1. Sell more of your own hours.
2. Sell your own hours for more money
3. Learn How To Make It Rain & start selling the hours of others who can then wrestle with the first & second parts of this economic reality

Apologies to all the managing partners and Associates too, for bringing this inconvenient truth to your collective attention: Consider the case of a 65-year old managing partner of a law firm who thinks he (sorry but statistically most of them are still he's) is going to motivate a 30-something attorney (male or female) to work long hours and make personal sacrifices "for the firm" in the hopes of someday acheieving equity partner status. Now ask some 30-something lawyers (or anyone else) you know if they really expect to be at the same job 5 years from now.

Fact of the matter is that Ms. Howell is certainly one of the more visible attorneys to get caught in the changes afoot, but she isn't the only one & won't be the last.

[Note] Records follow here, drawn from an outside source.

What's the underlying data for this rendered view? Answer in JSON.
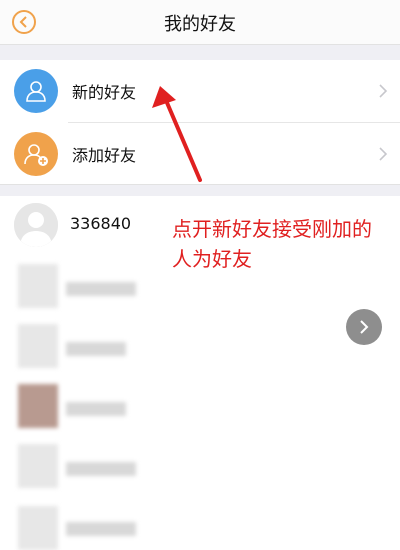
{
  "header": {
    "title": "我的好友"
  },
  "menu": [
    {
      "label": "新的好友",
      "icon": "person-icon",
      "color": "#4a9fe8"
    },
    {
      "label": "添加好友",
      "icon": "add-person-icon",
      "color": "#f0a24b"
    }
  ],
  "friends": [
    {
      "name": "336840"
    }
  ],
  "annotation": {
    "text": "点开新好友接受刚加的人为好友"
  },
  "colors": {
    "accent": "#f0a24b",
    "blue": "#4a9fe8",
    "annotation_red": "#e02020"
  }
}
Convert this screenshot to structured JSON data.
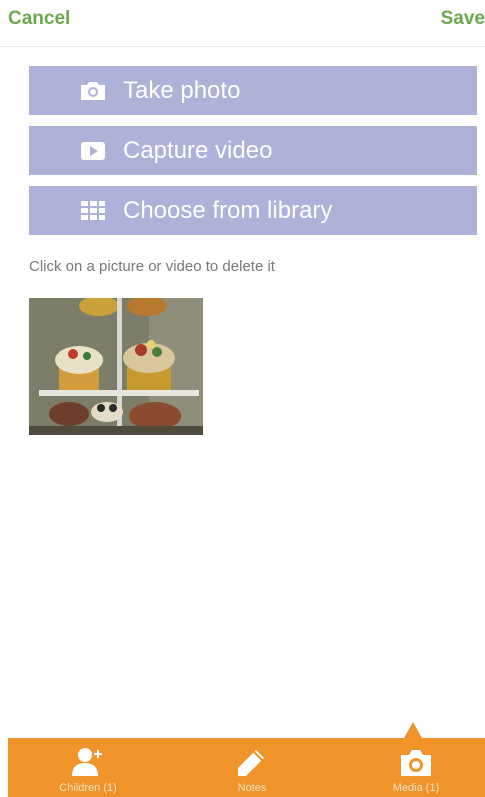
{
  "header": {
    "cancel_label": "Cancel",
    "save_label": "Save"
  },
  "actions": [
    {
      "label": "Take photo",
      "icon": "camera-icon"
    },
    {
      "label": "Capture video",
      "icon": "video-play-icon"
    },
    {
      "label": "Choose from library",
      "icon": "grid-icon"
    }
  ],
  "hint": "Click on a picture or video to delete it",
  "media": [
    {
      "type": "photo",
      "description_icon": "photo-thumbnail"
    }
  ],
  "tabbar": {
    "tabs": [
      {
        "label": "Children (1)",
        "icon": "add-person-icon"
      },
      {
        "label": "Notes",
        "icon": "pencil-icon"
      },
      {
        "label": "Media (1)",
        "icon": "camera-icon",
        "active": true
      }
    ]
  },
  "colors": {
    "accent_green": "#6aa84f",
    "button_bg": "#aeb2d9",
    "tabbar_bg": "#f0932a"
  }
}
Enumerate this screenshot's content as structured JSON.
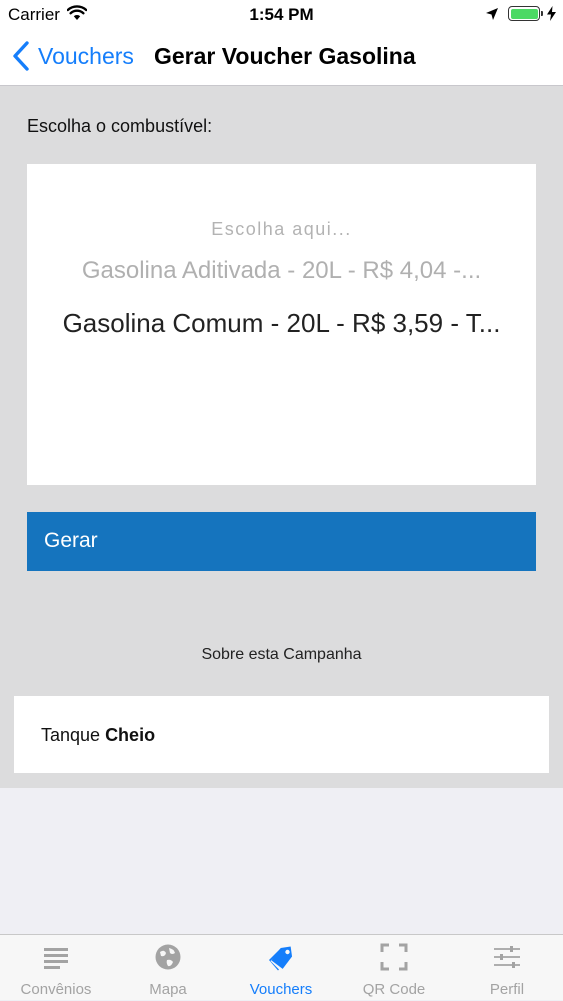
{
  "status_bar": {
    "carrier": "Carrier",
    "time": "1:54 PM",
    "battery_color": "#4cd964"
  },
  "nav": {
    "back_label": "Vouchers",
    "title": "Gerar Voucher Gasolina"
  },
  "form": {
    "choose_label": "Escolha o combustível:",
    "picker": {
      "placeholder": "Escolha aqui...",
      "options": [
        "Gasolina Aditivada - 20L - R$ 4,04 -...",
        "Gasolina Comum - 20L - R$ 3,59 - T..."
      ],
      "selected_index": 1
    },
    "generate_label": "Gerar"
  },
  "campaign": {
    "heading": "Sobre esta Campanha",
    "text_prefix": "Tanque ",
    "text_bold": "Cheio"
  },
  "tab_bar": {
    "items": [
      {
        "label": "Convênios",
        "icon": "list-icon"
      },
      {
        "label": "Mapa",
        "icon": "globe-icon"
      },
      {
        "label": "Vouchers",
        "icon": "tag-icon"
      },
      {
        "label": "QR Code",
        "icon": "qr-scan-icon"
      },
      {
        "label": "Perfil",
        "icon": "sliders-icon"
      }
    ],
    "active_index": 2,
    "active_color": "#157efb",
    "inactive_color": "#a3a3a3"
  },
  "colors": {
    "accent": "#157efb",
    "button": "#1574be",
    "content_bg": "#dcdcdd"
  }
}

Law firms are pretty easy businesses to understand. The only way they make money is to sell legal services to clients. To do that successfully, someone needs to sell the services and someone (often someone else) needs to deliver the services. Lawyers who know how to deliver services are in far greater supply than those Rainmakers who can effectively sell the services of the law firm business. I work primarily with solo practitioners who have no choice but to become adept at selling legal services. But there's alot for a lawyer in a large firm, to learn from the likes of a lowly solo practitioner who knows how to sell half-a-million dollars worth of legal services consistently year-in & year-out. Becoming a Rainmaker is the way for a lawyer to protect him or herself from sudden career derailment.